Ein Auto und ein Haus brannten
Ihor Walerijowytsch Kolomojskyj ist einer der reichsten Ukrainer. Sein Vermögen wird auf 1,2 Milliarden Dollar geschätzt. Der 56-Jährige, der neben der ukrainischen auch die israelische und zyprische Staatsbürgerschaft besitzt und in Tel Aviv lebt, gilt als der letzte Oligarch der Ukraine. Mit direktem Zugriff auf den neuen Präsidenten Wolodymyr Selenskyj, wie Kritiker behaupten. Kolomojskyj besitzt nämlich die Mehrheit am Fernsehkanal 1+1, bei dem Wolodymyr Selenskyj, damals noch als Schauspieler und Präsidenten-Darsteller, unter Vertrag stand.

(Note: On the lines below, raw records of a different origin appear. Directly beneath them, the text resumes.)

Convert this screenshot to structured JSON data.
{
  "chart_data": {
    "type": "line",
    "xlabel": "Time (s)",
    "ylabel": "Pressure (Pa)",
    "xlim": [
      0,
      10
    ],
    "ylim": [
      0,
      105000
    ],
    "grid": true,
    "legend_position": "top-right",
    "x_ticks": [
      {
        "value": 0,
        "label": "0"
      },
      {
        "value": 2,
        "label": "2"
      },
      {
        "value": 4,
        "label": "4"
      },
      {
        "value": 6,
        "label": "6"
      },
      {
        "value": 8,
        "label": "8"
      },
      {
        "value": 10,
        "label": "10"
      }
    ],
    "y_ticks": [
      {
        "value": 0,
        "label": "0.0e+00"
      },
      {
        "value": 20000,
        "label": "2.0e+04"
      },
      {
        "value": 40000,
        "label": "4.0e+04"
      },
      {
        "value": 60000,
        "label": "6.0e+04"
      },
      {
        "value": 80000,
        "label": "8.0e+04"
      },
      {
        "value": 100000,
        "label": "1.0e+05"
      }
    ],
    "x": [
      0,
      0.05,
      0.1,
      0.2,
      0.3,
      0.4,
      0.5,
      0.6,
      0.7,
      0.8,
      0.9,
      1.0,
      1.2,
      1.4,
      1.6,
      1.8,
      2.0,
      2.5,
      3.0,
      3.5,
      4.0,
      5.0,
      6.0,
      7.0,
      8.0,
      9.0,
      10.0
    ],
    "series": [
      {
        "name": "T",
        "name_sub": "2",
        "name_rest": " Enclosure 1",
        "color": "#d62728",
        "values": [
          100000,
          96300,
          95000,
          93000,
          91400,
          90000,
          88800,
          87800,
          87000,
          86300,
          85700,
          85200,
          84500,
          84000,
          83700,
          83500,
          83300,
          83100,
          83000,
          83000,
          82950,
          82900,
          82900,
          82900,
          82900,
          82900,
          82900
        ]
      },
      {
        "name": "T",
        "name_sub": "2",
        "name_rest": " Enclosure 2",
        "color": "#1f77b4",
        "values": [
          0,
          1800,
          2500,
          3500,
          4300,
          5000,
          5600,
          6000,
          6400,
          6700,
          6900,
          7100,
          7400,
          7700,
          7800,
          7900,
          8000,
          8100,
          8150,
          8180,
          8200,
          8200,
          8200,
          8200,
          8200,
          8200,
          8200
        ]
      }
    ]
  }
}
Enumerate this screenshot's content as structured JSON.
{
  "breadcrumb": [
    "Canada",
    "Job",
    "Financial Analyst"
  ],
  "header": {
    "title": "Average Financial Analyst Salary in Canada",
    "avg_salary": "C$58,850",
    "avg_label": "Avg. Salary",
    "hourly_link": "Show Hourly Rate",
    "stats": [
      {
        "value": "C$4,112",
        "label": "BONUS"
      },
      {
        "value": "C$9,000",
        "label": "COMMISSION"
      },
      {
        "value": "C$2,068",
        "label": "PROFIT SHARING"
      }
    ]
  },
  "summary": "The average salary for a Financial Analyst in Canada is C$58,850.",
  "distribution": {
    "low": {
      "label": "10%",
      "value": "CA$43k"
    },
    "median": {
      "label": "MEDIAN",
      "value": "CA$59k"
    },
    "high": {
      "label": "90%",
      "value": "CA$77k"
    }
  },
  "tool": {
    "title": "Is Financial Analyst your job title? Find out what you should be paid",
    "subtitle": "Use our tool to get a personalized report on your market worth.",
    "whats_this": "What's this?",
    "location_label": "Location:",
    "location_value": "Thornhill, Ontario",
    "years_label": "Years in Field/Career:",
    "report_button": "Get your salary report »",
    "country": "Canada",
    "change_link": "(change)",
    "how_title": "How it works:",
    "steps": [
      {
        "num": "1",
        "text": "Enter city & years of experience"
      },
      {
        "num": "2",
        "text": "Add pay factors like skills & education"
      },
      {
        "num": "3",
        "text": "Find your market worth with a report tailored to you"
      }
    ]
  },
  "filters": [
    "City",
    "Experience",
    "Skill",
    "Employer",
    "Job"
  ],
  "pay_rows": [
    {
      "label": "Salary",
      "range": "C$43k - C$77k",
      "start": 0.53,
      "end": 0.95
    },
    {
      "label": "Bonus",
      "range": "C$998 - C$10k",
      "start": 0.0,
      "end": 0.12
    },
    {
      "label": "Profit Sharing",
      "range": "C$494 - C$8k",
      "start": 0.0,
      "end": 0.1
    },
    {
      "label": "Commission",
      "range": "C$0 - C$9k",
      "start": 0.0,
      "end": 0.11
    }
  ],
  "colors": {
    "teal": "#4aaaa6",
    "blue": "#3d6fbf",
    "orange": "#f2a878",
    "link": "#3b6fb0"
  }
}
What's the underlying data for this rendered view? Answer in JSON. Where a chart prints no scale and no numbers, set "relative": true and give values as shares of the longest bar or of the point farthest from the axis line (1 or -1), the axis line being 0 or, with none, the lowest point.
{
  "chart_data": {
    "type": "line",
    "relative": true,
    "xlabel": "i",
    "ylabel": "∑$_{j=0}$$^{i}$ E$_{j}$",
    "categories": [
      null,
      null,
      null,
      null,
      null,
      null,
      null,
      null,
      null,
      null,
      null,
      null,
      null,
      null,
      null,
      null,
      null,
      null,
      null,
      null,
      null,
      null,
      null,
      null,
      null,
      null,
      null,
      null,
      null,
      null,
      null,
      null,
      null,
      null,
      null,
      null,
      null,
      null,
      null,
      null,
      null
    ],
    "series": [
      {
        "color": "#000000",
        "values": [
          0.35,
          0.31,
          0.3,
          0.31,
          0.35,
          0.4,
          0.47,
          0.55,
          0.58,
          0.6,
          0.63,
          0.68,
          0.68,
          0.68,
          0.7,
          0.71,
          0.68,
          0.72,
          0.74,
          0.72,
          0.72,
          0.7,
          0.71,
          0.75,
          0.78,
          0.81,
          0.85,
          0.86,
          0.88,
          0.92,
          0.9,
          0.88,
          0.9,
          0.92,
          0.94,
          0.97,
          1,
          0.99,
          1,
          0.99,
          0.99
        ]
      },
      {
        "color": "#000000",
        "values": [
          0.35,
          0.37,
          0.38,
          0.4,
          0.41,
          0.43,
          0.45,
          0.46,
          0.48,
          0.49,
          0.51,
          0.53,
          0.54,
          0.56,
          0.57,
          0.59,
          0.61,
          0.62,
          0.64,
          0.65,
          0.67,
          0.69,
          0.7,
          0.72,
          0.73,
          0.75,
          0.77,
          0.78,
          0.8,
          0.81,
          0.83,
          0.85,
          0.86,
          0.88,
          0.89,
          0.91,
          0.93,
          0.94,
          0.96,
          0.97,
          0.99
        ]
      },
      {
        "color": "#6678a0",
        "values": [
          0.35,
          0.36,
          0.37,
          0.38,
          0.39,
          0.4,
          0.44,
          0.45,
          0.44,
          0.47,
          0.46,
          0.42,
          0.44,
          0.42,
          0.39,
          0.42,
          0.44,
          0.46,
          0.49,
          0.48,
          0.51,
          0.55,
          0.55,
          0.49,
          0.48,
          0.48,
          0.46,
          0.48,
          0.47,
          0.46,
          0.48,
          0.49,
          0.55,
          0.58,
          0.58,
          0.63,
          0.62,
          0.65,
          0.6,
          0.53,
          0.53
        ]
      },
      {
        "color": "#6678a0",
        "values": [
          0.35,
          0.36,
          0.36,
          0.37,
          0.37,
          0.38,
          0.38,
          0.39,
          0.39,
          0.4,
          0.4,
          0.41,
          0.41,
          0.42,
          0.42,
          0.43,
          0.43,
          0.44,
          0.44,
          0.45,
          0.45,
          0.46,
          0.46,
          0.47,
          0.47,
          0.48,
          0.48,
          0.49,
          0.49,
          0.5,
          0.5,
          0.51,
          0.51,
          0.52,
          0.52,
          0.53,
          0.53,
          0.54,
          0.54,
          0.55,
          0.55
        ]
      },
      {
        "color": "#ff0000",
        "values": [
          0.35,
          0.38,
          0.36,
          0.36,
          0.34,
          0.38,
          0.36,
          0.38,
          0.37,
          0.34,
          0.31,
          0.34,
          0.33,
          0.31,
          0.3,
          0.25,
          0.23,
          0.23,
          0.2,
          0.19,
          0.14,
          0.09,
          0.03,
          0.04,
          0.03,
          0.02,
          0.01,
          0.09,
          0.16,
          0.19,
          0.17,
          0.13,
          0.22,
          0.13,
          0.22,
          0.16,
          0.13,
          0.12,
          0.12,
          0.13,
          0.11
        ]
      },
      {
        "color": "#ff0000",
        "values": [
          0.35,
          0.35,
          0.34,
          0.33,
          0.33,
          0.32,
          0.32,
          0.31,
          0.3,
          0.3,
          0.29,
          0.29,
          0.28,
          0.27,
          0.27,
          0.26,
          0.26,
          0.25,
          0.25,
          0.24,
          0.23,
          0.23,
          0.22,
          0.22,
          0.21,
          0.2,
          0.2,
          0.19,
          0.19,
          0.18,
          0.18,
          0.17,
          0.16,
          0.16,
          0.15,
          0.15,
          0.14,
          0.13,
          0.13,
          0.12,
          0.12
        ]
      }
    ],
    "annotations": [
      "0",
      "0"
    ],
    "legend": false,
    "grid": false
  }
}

Vergangene Woche rückte der Milliardär wieder in den Blickpunkt des Interesses. Vor dem Kiewer Verwaltungsgericht wird eine Klage Kolomojskyjs auf Rückgabe seiner Aktien an der 2016 verstaatlichten PrivatBank behandelt. Er behauptet, damals habe man ihn dazu gezwungen, die Bank zu einem Spottpreis abzugeben. Er fordert zwei Milliarden Dollar Schadenersatz. „Der Prozess des Jahres“, titelt das Wirtschaftsportal biz.nv.ua. „Bekommt Kolomojskyj Recht, wäre das eine regionale Apokalypse“, sagt der Politologe Ihor Rejterowitsch. Eine Apokalypse auch für Selenskyjs Antikorruptionspolitik.
Zurzeit fallen viele Entscheidungen zugunsten Kolomojskyjs. So erreichte er nach der Strompreiserhöhung vom Juli per Gerichtsbeschluss günstige „Sondertarife“für seine Stahlfabriken. Und Ende September trat Oleksandr Danyljuk, der Sekretär des Sicherheitsrats, zurück. Danyljuk war als Finanzminister maßgeblich an der Übernahme der PrivatBank beteiligt, galt als einer der erfahrensten Reformer in Selenskyjs Team, hatte aber häufig Streit mit dessen Bürochef Andrej Bogdan. Der war einst Kolomojskyjs Anwalt. „Unsere Werte sind völlig unterschiedlich“, sagte Danyljuk.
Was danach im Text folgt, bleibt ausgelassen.